Around 29 April 1994, a Danish contingent (Nordbat 2) on peacekeeping duty in Bosnia, as part of UNPROFOR's Nordic battalion located in Tuzla, was ambushed when trying to relieve a Swedish observation post (Tango 2) that was under heavy artillery fire by the Bosnian Serb Šekovići brigade at the village of Kalesija.
On 5 August, at the request of UNPROFOR, NATO aircraft attacked a target within the Sarajevo Exclusion Zone after weapons were seized by Bosnian Serbs from a weapons collection site near Sarajevo.
On 5 October 1994, Pub.L. 103–337 was signed by the President and stated that if the Bosnian Serbs had not accepted the Contact Group proposal by 15 October the President should introduce a UN Security Council proposal to end the arms embargo, and that if it was not passed by 15 November, only funds required by all UN members under Resolution 713 could be used to enforce the embargo, which would effectively end the embargo.

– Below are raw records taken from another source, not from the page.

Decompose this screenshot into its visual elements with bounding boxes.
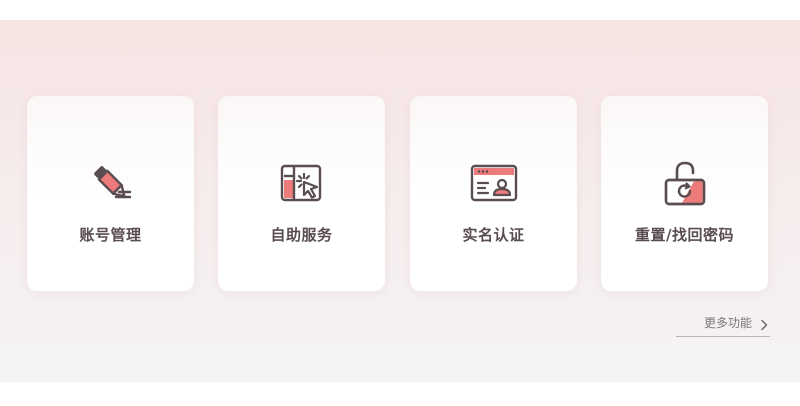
top-bar (0, 0, 800, 20)
unlock-reset-icon (660, 158, 710, 208)
self-service-cursor-icon (277, 158, 327, 208)
more-functions-link[interactable]: 更多功能 (676, 312, 770, 337)
bottom-bar (0, 382, 800, 406)
card-label: 重置/找回密码 (635, 226, 734, 244)
card-label: 自助服务 (270, 226, 333, 244)
real-name-verification-card[interactable]: 实名认证 (410, 96, 577, 291)
id-card-icon (469, 158, 519, 208)
reset-password-card[interactable]: 重置/找回密码 (601, 96, 768, 291)
pencil-icon (86, 158, 136, 208)
chevron-right-icon (760, 316, 768, 331)
card-label: 实名认证 (462, 226, 525, 244)
self-service-card[interactable]: 自助服务 (218, 96, 385, 291)
more-functions-label: 更多功能 (704, 316, 753, 330)
card-label: 账号管理 (79, 226, 142, 244)
account-management-card[interactable]: 账号管理 (27, 96, 194, 291)
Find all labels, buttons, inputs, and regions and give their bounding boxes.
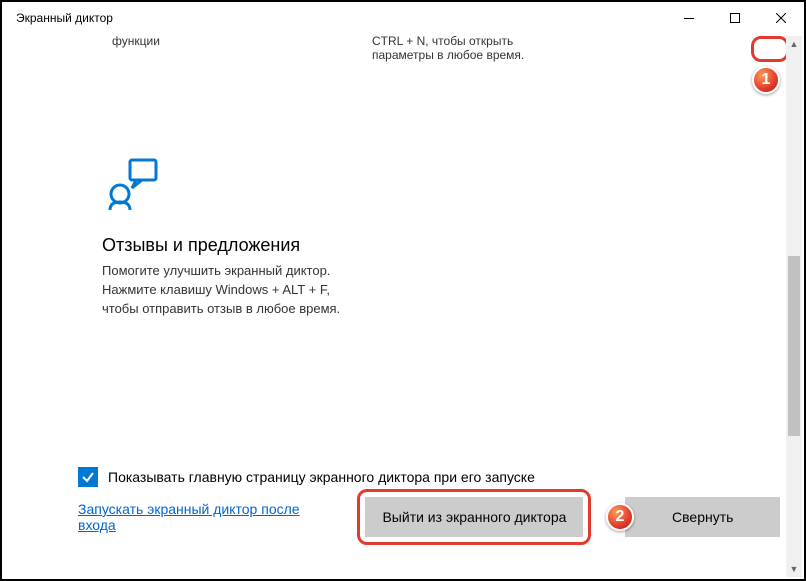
minimize-icon xyxy=(684,18,694,19)
checkbox-label: Показывать главную страницу экранного ди… xyxy=(108,469,535,485)
checkmark-icon xyxy=(81,470,95,484)
start-after-login-link[interactable]: Запускать экранный диктор после входа xyxy=(78,501,335,533)
annotation-badge-2: 2 xyxy=(606,503,634,531)
feedback-section: Отзывы и предложения Помогите улучшить э… xyxy=(102,154,362,319)
window-title: Экранный диктор xyxy=(16,11,113,25)
exit-button-wrapper: Выйти из экранного диктора xyxy=(365,497,583,537)
close-icon xyxy=(776,13,786,23)
partial-text-left: функции xyxy=(112,34,192,62)
content-area: функции CTRL + N, чтобы открыть параметр… xyxy=(2,34,804,579)
annotation-badge-1: 1 xyxy=(752,66,780,94)
maximize-window-button[interactable] xyxy=(712,2,758,34)
partial-text-right: CTRL + N, чтобы открыть параметры в любо… xyxy=(372,34,552,62)
titlebar: Экранный диктор xyxy=(2,2,804,34)
minimize-button[interactable]: Свернуть xyxy=(625,497,780,537)
maximize-icon xyxy=(730,13,740,23)
feedback-description: Помогите улучшить экранный диктор. Нажми… xyxy=(102,262,362,319)
exit-narrator-button[interactable]: Выйти из экранного диктора xyxy=(365,497,583,537)
close-window-button[interactable] xyxy=(758,2,804,34)
scroll-up-arrow-icon[interactable]: ▲ xyxy=(786,36,802,52)
minimize-window-button[interactable] xyxy=(666,2,712,34)
scroll-down-arrow-icon[interactable]: ▼ xyxy=(786,561,802,577)
feedback-title: Отзывы и предложения xyxy=(102,235,362,256)
bottom-actions-row: Запускать экранный диктор после входа Вы… xyxy=(78,497,780,537)
feedback-icon xyxy=(102,154,362,217)
partial-text-row: функции CTRL + N, чтобы открыть параметр… xyxy=(22,34,784,62)
scrollbar-thumb[interactable] xyxy=(788,256,800,436)
checkbox-checked[interactable] xyxy=(78,467,98,487)
show-homepage-checkbox-row[interactable]: Показывать главную страницу экранного ди… xyxy=(78,467,535,487)
vertical-scrollbar[interactable]: ▲ ▼ xyxy=(786,36,802,577)
window-controls xyxy=(666,2,804,34)
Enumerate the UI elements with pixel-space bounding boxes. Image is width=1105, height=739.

The first military effort coordinated between the HVO and the ARBiH following the Washington Agreement was the advance towards Kupres, which was retaken from the VRS on 3 November 1994.
On 29 November, the HV and the HVO initiated Operation Winter 94 in southwestern Bosnia. After a month of fighting, Croat forces had taken around 200 square kilometres (77 square miles) of VRS-held territory and directly threatened the main supply route between Republika Srpska and Knin, the capital of Republic of Serbian Krajina. The primary objective of relieving pressure on the Bihać pocket was not achieved, although the ARBiH repelled VRS attacks on the enclave.

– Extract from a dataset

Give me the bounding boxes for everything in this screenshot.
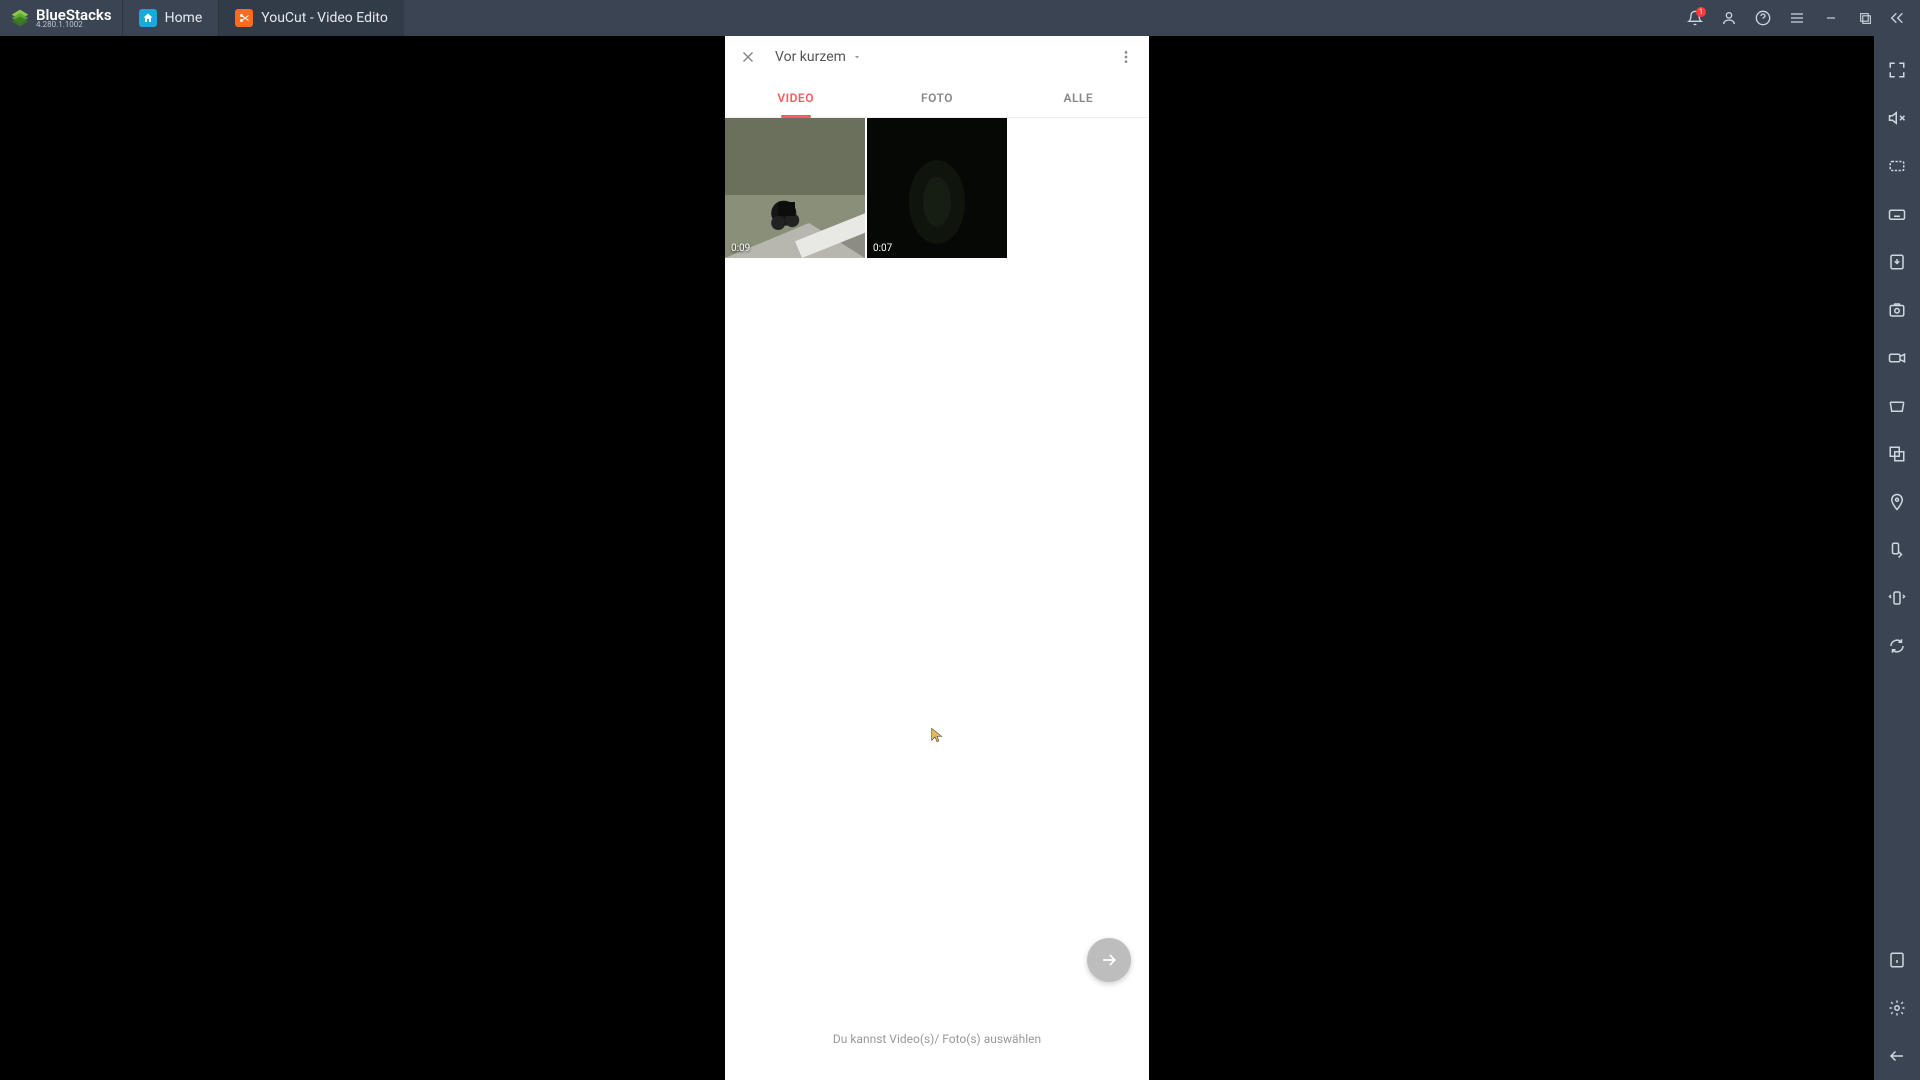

On 14 September 1995, the NATO air strikes were suspended to allow the implementation of an agreement with Bosnian Serbs for the withdrawal of heavy weapons from around Sarajevo.
The ARBiH requested Croatian assistance and on 8 October the HV-HVO launched Operation Southern Move under the overall command of HV Major General Ante Gotovina. The VRS lost the town of Mrkonjić Grad, while HVO units came within 25 kilometres (16 miles) south of Banja Luka.